Mientras tanto, el obispo, colérico, a Rubio
confrontaba.
--¡Este contratiempo no me lo esperaba!
--Tenga la seguridad, su señoría que puedo volver a
Aramis encontrar.
--Mas os vale, Rubio, sabed que por herejías os podría
encarcelar.
--Su señoría, le ruego que no se deje por habladurías influir.
--No son tales.
Vuestra mujer, la bruja, un pacto con el diablo se le puede atribuir. Así pues, traedme a Aramis y sabed que si fracasáis
sería inútil que intentéis vos y ella huir.
Rubio hizo una reverencia y salió con trémulo de la
audiencia. Otra vez, pensó, los dioses, para
darle el paradero de Aramis, le exigirán sacrificio. Y el hacerse sangrar el pene con espinas de
nopal era un horrible suplicio.
--¡Ah sí vosotros los hombres sois muy estultos! –se rio
Citlaltzin cuando Rubio le dio la noticia--. Obvio es que Aramis ha de tener motivos
ocultos. Iba ya a Roma en camino. ¿Por qué cambiar ese destino?
--Vamos, mujer, vos podéis hacer que los dioses nos
iluminen.
--Los dioses harán lo que ellos determinen. Pensad, Rubio, ¿que era el motivo principal
del jesuita?
--Hacerse del Caracol y derramar sangre si se amerita.
--¡O sancta simplicitas! –Exclamo Citlaltzin--. Mientras exista la biblioteca en el Tlaloc y
una mente que la interprete mil caracoles se pueden escribir.
--El obispo me encargo que convenciera a Aguiar que la
biblioteca se debe destruir.
--¿Y tan seguro estáis que la destrucción de la
biblioteca se pueda conseguir? Acaso la podréis
disminuir pero la verdad siempre va a afluir. Más efectivo seria si la mente en cuestión pudiera
sucumbir. Tomaría siglos para que tal
intelecto se vuelva a parir. ¿Entendéis
lo que os quiero decir?
--Santo cielos, Sor Juana es la clave de este enredo.

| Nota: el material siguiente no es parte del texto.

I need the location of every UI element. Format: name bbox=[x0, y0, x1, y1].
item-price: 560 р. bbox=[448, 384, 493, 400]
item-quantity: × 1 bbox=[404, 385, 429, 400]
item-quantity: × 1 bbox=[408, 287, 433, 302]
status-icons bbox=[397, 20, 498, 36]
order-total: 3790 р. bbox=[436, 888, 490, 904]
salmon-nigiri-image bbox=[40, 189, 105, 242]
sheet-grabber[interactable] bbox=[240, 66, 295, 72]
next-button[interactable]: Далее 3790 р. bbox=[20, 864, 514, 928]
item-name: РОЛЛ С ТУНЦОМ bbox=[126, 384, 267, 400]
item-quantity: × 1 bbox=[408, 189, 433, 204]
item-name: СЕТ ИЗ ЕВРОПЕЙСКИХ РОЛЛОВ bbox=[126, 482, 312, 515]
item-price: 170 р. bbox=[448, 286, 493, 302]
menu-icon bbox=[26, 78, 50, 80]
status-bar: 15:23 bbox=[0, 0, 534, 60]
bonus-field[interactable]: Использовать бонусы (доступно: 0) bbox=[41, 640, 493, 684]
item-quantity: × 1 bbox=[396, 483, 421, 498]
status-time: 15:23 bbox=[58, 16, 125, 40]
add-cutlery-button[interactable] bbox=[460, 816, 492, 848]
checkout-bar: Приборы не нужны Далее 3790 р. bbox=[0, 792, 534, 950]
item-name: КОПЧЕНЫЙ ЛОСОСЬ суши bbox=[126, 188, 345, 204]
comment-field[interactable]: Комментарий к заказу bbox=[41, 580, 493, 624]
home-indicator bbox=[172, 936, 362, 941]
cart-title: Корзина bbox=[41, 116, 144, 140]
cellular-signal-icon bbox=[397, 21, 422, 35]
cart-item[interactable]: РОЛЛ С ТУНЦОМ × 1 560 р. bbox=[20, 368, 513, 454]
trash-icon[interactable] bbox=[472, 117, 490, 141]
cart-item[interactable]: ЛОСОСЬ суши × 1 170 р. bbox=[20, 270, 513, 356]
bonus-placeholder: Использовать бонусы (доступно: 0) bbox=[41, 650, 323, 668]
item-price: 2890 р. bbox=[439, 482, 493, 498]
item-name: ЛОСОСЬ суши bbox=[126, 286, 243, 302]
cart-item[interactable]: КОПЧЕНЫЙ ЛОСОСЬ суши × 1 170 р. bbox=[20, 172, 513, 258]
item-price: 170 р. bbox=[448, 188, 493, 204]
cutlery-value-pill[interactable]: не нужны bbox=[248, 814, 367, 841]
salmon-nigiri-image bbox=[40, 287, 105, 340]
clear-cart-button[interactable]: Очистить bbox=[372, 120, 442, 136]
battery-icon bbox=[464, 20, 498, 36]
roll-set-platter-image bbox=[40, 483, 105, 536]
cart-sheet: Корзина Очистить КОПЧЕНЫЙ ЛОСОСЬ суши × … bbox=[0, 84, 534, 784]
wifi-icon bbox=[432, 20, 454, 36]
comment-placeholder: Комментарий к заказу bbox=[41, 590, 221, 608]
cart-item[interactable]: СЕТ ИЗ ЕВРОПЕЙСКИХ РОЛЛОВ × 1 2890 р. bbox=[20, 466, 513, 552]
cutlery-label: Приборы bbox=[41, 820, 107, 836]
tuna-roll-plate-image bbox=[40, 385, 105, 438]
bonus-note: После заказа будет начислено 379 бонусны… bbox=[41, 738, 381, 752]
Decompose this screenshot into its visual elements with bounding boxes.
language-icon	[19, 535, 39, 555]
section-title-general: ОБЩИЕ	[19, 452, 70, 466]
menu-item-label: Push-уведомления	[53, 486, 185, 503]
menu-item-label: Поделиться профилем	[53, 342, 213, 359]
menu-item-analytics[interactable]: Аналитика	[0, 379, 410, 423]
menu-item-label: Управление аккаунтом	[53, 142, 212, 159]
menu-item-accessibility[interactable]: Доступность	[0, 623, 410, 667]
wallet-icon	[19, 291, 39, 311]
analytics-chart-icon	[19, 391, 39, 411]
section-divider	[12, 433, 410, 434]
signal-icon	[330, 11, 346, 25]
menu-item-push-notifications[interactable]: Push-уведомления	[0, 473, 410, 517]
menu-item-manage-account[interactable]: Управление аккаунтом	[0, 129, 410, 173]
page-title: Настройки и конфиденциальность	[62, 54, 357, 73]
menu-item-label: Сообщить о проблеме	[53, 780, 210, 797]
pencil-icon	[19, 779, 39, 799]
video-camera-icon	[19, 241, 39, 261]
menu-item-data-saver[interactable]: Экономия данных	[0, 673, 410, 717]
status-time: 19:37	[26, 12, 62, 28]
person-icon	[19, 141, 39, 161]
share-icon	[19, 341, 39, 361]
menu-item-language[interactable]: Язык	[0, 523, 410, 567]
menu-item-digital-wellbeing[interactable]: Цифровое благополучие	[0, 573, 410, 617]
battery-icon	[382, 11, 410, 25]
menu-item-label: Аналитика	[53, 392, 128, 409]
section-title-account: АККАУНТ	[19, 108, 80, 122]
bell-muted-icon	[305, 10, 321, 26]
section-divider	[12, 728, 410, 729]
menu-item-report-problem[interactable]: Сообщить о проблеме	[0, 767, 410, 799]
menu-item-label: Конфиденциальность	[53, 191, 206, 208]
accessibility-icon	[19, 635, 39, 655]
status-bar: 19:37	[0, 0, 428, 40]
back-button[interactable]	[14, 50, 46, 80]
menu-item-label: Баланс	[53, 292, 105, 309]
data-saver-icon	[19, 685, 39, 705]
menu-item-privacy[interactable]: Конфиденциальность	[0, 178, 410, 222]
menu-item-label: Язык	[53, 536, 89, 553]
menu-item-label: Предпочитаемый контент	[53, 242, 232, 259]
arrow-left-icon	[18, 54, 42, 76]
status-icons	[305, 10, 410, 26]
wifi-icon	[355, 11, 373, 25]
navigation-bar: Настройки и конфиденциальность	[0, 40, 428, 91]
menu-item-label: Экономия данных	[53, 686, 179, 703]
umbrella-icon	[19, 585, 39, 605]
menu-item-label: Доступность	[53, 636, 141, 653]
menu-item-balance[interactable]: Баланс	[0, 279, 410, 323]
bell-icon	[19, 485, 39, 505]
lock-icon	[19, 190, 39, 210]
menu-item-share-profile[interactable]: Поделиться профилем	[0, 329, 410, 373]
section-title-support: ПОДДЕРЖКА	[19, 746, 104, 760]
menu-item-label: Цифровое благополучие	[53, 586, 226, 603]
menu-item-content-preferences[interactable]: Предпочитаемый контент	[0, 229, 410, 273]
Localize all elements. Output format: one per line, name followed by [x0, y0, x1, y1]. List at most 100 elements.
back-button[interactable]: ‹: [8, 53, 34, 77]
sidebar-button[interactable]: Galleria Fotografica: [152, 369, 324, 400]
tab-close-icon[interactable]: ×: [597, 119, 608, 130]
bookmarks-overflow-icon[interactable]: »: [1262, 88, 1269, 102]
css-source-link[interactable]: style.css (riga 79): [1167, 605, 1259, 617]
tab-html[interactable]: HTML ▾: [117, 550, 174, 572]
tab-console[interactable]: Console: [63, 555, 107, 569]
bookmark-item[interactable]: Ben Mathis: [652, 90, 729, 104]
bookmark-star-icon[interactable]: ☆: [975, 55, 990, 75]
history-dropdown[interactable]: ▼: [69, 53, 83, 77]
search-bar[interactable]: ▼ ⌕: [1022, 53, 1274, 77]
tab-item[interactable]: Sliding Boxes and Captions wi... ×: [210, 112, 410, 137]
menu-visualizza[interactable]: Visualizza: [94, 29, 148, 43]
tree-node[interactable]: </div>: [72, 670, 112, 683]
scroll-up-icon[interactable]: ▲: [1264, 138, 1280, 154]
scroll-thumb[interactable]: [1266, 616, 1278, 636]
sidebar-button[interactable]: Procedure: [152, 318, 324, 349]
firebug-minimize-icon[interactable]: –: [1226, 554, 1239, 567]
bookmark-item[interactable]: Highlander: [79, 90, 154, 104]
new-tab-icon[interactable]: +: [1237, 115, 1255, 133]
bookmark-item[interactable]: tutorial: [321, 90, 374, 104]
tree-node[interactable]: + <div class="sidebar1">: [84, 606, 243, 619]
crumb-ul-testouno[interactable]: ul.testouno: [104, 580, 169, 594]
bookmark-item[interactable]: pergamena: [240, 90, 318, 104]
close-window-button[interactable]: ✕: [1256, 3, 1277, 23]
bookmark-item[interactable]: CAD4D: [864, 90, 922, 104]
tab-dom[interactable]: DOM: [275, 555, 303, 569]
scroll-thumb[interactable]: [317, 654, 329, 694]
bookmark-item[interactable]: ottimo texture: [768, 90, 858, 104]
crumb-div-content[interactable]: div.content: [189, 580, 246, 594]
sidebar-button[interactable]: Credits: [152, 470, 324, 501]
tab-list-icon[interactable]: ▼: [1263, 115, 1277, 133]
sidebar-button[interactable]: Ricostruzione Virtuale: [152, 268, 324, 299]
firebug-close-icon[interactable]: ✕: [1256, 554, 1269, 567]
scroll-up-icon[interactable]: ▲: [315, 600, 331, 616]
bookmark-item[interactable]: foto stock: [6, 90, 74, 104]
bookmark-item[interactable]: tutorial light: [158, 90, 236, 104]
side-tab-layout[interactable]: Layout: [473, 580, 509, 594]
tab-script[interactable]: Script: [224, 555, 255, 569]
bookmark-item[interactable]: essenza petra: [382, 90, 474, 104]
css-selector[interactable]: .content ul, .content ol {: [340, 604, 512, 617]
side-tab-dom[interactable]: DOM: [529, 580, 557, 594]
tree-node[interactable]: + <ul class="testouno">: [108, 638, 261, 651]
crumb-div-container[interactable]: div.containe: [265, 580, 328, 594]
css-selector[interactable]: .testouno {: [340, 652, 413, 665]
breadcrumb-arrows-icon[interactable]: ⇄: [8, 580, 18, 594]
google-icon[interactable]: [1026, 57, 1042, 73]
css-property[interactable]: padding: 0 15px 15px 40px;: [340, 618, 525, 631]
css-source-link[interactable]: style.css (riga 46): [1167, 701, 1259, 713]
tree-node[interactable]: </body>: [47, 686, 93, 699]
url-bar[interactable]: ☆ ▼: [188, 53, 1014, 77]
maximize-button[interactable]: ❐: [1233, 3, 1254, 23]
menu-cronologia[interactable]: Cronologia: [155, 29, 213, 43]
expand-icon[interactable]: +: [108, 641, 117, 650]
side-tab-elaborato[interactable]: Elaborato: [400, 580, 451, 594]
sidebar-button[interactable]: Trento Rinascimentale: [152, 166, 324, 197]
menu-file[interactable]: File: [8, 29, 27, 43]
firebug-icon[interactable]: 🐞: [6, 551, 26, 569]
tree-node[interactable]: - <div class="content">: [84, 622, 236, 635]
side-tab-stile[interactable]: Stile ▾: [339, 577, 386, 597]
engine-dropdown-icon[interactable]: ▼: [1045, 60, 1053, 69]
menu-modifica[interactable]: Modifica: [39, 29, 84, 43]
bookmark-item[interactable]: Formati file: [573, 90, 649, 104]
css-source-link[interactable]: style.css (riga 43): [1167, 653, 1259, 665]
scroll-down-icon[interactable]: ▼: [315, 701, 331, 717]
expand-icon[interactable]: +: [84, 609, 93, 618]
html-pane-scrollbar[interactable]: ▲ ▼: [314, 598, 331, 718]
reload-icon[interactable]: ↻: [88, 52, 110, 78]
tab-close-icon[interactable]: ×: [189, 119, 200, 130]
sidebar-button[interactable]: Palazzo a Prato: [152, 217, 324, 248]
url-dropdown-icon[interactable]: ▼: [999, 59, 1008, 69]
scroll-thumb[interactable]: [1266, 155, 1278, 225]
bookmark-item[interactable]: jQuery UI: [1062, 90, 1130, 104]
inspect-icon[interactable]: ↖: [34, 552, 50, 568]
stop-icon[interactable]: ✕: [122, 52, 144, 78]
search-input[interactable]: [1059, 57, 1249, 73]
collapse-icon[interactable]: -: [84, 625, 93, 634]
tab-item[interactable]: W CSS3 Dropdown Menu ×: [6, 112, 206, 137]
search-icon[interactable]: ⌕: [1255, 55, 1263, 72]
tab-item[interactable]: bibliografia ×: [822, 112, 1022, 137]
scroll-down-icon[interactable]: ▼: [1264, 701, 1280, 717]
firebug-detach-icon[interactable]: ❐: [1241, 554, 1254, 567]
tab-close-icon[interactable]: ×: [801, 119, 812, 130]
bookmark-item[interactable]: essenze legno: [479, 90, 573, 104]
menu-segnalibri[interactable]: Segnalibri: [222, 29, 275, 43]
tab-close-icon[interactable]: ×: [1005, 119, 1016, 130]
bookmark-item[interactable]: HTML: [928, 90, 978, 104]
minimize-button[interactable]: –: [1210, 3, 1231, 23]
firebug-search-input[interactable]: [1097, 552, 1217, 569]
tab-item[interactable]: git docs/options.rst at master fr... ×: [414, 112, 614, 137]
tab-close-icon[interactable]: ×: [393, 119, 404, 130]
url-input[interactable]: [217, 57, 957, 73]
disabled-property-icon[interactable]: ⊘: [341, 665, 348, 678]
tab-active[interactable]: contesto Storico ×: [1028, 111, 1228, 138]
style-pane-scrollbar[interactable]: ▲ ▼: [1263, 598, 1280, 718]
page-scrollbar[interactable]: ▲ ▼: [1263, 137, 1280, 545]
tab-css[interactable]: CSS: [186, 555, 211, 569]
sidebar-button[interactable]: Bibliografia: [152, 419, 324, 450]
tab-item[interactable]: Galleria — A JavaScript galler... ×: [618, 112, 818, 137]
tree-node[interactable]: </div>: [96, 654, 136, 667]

--Si, Josef, y Aramis buscara atravesarla con acero de
Toledo.
--En tal caso buscare a Aramis por el rumbo del
convento.
--Acordaos que
Aramis hizo de absoluta obediencia al papa juramento. Todo apunta a que su misión es convertir a
Sor Juana en difunta. Y, sabed, por
estas revelaciones no tuvisteis que enterraros en el pene espinas.
--Mujer, ojala sea cierto lo que adivinas.
--Ah pero entended que mi sangre exige que el
Toltecayotl se defienda, aun a costa de la vida y hacienda.
--El obispo con los caciques va a influir. Estos al virrey se rehusaran ayudar. Mientras yo la Hermandad Blanca hare contactar. Del peligro que hay les voy a advertir.
--Para asegurar el éxito tenéis que hacer a los dioses
libación –dijo Citlaltzin mientras acariciaba la cara de Josef.
--¿De vino? Derrmare
cualquier cosa con tal de asegurar su bendición.
--No Josef. Yo
soy de los dioses el altar. Y es ahí donde
vuestra semilla deberéis depositar.
Acto seguido los dos amantes se besaron y cual una
sola alma sus cuerpos se entrelazaron.